Pour autant, le prof du jour l'avoue : "aucune autre voiture ne pourra jamais donner les sensations d'une F1. Alors à quoi bon ? " Et il reconnaît que les voitures sportives ne l'intéressent pas, ou très peu. "Pas sur la route en tout cas, ou j'ai une conduite très apaisée". Un apaisement qui risque de tourner à l'agacement dans les prochains temps, à cause du basculement vers le tout électrique. Il le juge inaproprié. "Je ne suis absolument pas opposé à la voiture électrique, bien au contraire. En revanche, je m'insurge contre la mono technologie du tout électrique"
"On déroule un tapis rouge aux Chinois"
Quand il évoque cette problématique au cours de son cours magistral, le quadruple champion du monde prend un ton moins jovial. "C'est grotesque d'être aussi radical. L'électrique est parfait pour les grandes villes, mais l'imposer partout, et interdire totalement le thermique, est une manière de dérouler un tapis rouge à l'industrie chinoise et de démolir la nôtre". Et de raconter ses déconvenues avec le monde politique. "J'ai rédigé des rapports, rencontré des présidents de la République et des ministres.
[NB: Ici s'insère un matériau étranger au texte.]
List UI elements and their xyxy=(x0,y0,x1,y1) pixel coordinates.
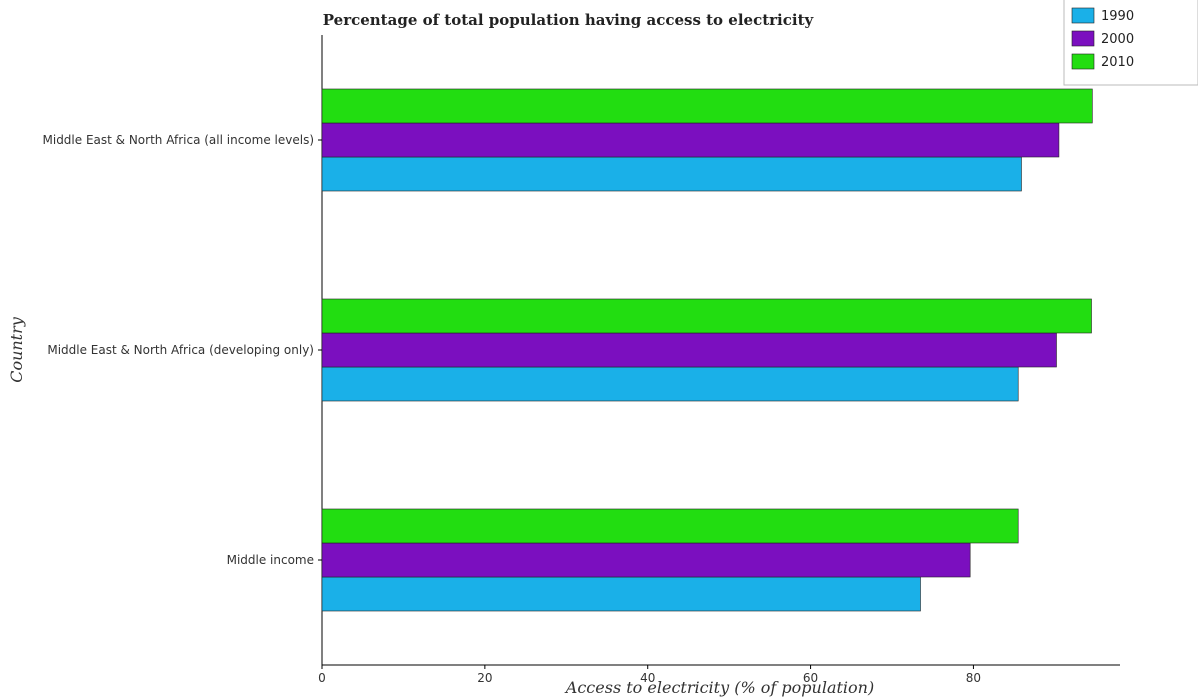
x-tick-label: 20 xyxy=(477,671,492,685)
legend-label-2010: 2010 xyxy=(1101,55,1134,70)
y-tick-label: Middle East & North Africa (developing o… xyxy=(47,343,314,357)
bar-2010-0 xyxy=(321,88,1093,124)
bar-2000-2 xyxy=(321,542,971,578)
legend: 1990 2000 2010 xyxy=(1063,0,1198,86)
x-tick-label: 40 xyxy=(640,671,655,685)
chart-title: Percentage of total population having ac… xyxy=(323,11,815,29)
bars-group xyxy=(321,88,1093,612)
y-axis-label: Country xyxy=(7,316,26,383)
bar-2010-1 xyxy=(321,298,1092,334)
x-tick-label: 0 xyxy=(318,671,326,685)
legend-label-2000: 2000 xyxy=(1101,32,1134,47)
legend-label-1990: 1990 xyxy=(1101,9,1134,24)
bar-2010-2 xyxy=(321,508,1019,544)
x-ticks-group: 0 20 40 60 80 xyxy=(318,665,981,685)
bar-2000-0 xyxy=(321,122,1060,158)
x-tick-label: 60 xyxy=(803,671,818,685)
x-tick-label: 80 xyxy=(966,671,981,685)
y-tick-label: Middle income xyxy=(227,553,314,567)
bar-1990-0 xyxy=(321,156,1022,192)
bar-1990-2 xyxy=(321,576,921,612)
legend-swatch-1990 xyxy=(1071,7,1095,24)
y-tick-label: Middle East & North Africa (all income l… xyxy=(43,133,315,147)
bar-2000-1 xyxy=(321,332,1057,368)
bar-1990-1 xyxy=(321,366,1019,402)
legend-swatch-2010 xyxy=(1071,53,1095,70)
x-axis-label: Access to electricity (% of population) xyxy=(564,678,874,697)
legend-swatch-2000 xyxy=(1071,30,1095,47)
y-ticks-group: Middle East & North Africa (all income l… xyxy=(43,133,322,567)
Personne n'a bougé. Des décisions sont prises, mais aucune réflexion n’a jamais été engagée".
Du bioéthanol à l'hybride en passant par les carburants de synthèse, pour lui, les solutions sont multiples et viables. Et de raconter que, lorsque des amis viennent le trouver pour lui demander quelle voiture ils doivent acheter, " la séance ressemble à une consultation médicale. ça dure une heure, et le diagnostic dépend de l'usage, de l'endroit où l'on vit et d'un tas d'autres critères."
Militant de l'apaisement entre les pour et les anti-électriques, Alain Prost entend bien faire se rencontrer ces deux mondes jusque sur les circuits. Et l'un de ses combats du moment consiste à déplacer les courses de formule électrique, une discipline dans laquelle il s'est engagé avant d'abandonner. "Il faudrait que les FE courent en ouverture des grands prix de F1, sur les mêmes circuits, mais en version raccourcie, ce qui est possible". Une manière, selon lui, de faire connaître la discipline à un public beaucoup plus vaste que ce qu'il est aujourd'hui. En attendant, l'ex-pilote aura, l'espace de deux heures, fait connaître sa vie, ses combats et ses analyses dans un lieu inattendu, mais devant un auditoire qui l'a parfaitement entendu et fort bien reçu.